A migraine isn’t just an average headache. Migraines are
strong, pounding headaches on one or both sides of the head and typically
include several other symptoms. They’re sometimes preceded by warning symptoms
called aura, which may include flashes of light, visual ‘floaters,’ or tingling
sensations in your arms and legs.
A migraine episode can last for hours or days and can
greatly affect your everyday life. According to the National
Institute of Neurological Disorders and Stroke, roughly 12 percent of the
U.S. adult population gets migraines, which are caused by the activation of
nerve fibers in the blood vessels of the brain.
For ‘classical migraine’ sufferers, each migraine evolves
through four separate stages, each with different symptoms. These stages
- the prodrome (also known as premonitory) stage
- the aura (visual symptoms or tingling)
- the headache or main attack stage
- the postdrome (or recovery) stage
Not all migraine sufferers will experience all of the stages.
The premonitory or prodrome stage typically occurs one to
two days before a migraine begins. Subtle changes can signify that a migraine
is about to come on. Symptoms may include the following:
- mood changes such as anxiety or depression
- craving for sugary foods
- stiff neck
- frequent yawning
The aura stage occurs right before or during a migraine.
Auras are usually visual disturbances but sometimes involve other sensations.
Symptoms build up gradually and last for about 20 minutes to one hour. About 15
percent of people experience aura during a migraine, according to the Migraine Trust.
Symptoms of an aura may include:
- seeing bright spots or flashes of light
- vision loss or seeing dark spots
- tingling sensations in an arm or leg described
as “pins and needles”
- speech problems or inability to speak (aphasia)
- ringing in the ears (tinnitus)
Main Attack Stage
The attack stage includes the headache and other symptoms.
It may last anywhere from a few hours to a few days.
During an attack, you might experience the following
- pulsating or throbbing pain on one or both sides
of the head
- extreme sensitivity to light, sounds, or smells
- worsening pain during physical activity
- nausea and vomiting
- abdominal pain or heartburn
- loss of appetite
- pale skin
- blurred vision
Someone with a migraine often needs to lie down in the dark
and quiet to escape from light, sounds, and movement. This is one of the main
differences between migraines and other kinds of headaches. Many people find
that sleeping for an hour or two can be enough to end an attack.

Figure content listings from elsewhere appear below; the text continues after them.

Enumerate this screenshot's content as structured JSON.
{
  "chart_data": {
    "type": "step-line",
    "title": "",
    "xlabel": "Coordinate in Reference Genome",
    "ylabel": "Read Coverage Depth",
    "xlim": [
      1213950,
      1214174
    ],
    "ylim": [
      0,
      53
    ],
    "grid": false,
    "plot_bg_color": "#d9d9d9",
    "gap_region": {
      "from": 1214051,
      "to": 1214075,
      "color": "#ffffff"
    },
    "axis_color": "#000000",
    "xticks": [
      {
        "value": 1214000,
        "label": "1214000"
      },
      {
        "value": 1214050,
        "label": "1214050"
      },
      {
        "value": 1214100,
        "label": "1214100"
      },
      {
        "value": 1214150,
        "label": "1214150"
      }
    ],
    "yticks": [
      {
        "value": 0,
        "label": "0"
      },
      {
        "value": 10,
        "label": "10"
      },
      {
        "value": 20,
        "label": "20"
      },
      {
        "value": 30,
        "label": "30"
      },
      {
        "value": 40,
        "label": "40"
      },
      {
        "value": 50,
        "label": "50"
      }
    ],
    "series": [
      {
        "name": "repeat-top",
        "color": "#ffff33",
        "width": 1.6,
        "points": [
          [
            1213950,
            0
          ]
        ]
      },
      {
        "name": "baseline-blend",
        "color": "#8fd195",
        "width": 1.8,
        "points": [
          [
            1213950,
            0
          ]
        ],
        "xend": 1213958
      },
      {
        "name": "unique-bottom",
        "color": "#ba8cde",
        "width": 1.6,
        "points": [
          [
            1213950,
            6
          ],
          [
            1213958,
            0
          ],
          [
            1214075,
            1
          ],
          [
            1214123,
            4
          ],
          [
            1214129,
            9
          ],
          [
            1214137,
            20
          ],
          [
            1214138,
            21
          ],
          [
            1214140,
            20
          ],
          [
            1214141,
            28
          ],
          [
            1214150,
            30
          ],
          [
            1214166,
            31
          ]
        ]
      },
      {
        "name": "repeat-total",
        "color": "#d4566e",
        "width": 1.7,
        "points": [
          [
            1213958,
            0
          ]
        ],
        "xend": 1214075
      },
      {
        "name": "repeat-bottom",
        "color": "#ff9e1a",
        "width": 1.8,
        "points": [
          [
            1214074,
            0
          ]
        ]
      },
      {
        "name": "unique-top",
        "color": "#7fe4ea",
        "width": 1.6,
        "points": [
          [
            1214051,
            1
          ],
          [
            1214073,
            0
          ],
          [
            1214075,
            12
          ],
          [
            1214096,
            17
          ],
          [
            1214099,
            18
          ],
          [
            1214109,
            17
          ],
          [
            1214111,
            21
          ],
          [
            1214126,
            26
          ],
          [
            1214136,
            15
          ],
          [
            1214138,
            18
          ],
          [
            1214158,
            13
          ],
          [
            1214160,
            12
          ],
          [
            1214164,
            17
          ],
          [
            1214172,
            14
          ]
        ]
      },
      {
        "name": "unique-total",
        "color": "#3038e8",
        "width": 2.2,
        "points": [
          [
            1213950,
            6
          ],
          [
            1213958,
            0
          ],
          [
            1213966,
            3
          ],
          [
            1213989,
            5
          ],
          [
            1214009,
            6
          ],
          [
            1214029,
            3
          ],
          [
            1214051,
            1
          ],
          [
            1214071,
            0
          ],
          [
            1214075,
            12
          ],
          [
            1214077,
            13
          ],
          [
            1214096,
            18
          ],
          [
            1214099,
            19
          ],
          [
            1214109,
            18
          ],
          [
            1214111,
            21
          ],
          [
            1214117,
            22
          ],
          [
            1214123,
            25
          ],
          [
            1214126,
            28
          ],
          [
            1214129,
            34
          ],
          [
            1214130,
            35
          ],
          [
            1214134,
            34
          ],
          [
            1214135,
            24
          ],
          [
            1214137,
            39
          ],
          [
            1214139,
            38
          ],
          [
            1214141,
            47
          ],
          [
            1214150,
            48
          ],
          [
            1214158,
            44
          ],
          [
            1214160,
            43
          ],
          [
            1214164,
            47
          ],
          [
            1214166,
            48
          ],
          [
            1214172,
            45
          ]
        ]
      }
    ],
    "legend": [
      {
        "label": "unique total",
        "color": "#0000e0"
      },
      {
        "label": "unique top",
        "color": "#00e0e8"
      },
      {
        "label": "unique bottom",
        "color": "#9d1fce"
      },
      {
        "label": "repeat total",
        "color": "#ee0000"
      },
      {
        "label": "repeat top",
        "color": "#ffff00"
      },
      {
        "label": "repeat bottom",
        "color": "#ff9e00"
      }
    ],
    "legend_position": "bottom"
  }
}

During the recovery stage, also called the postdrome stage,
you may feel tired and drained. The migraine fades slowly. Some people report
feelings of euphoria.
The pain experienced during a
migraine can be severe, often unbearable. The Migraine
Trust finds that depression is three times more
likely to occur in migraine sufferers than in people who don’t get migraines. There
are medications and other treatments available to reduce the frequency and
severity of migraines. If you regularly get migraines, make an appointment with
your doctor to discuss your symptoms, as well as to arrive at a treatment plan.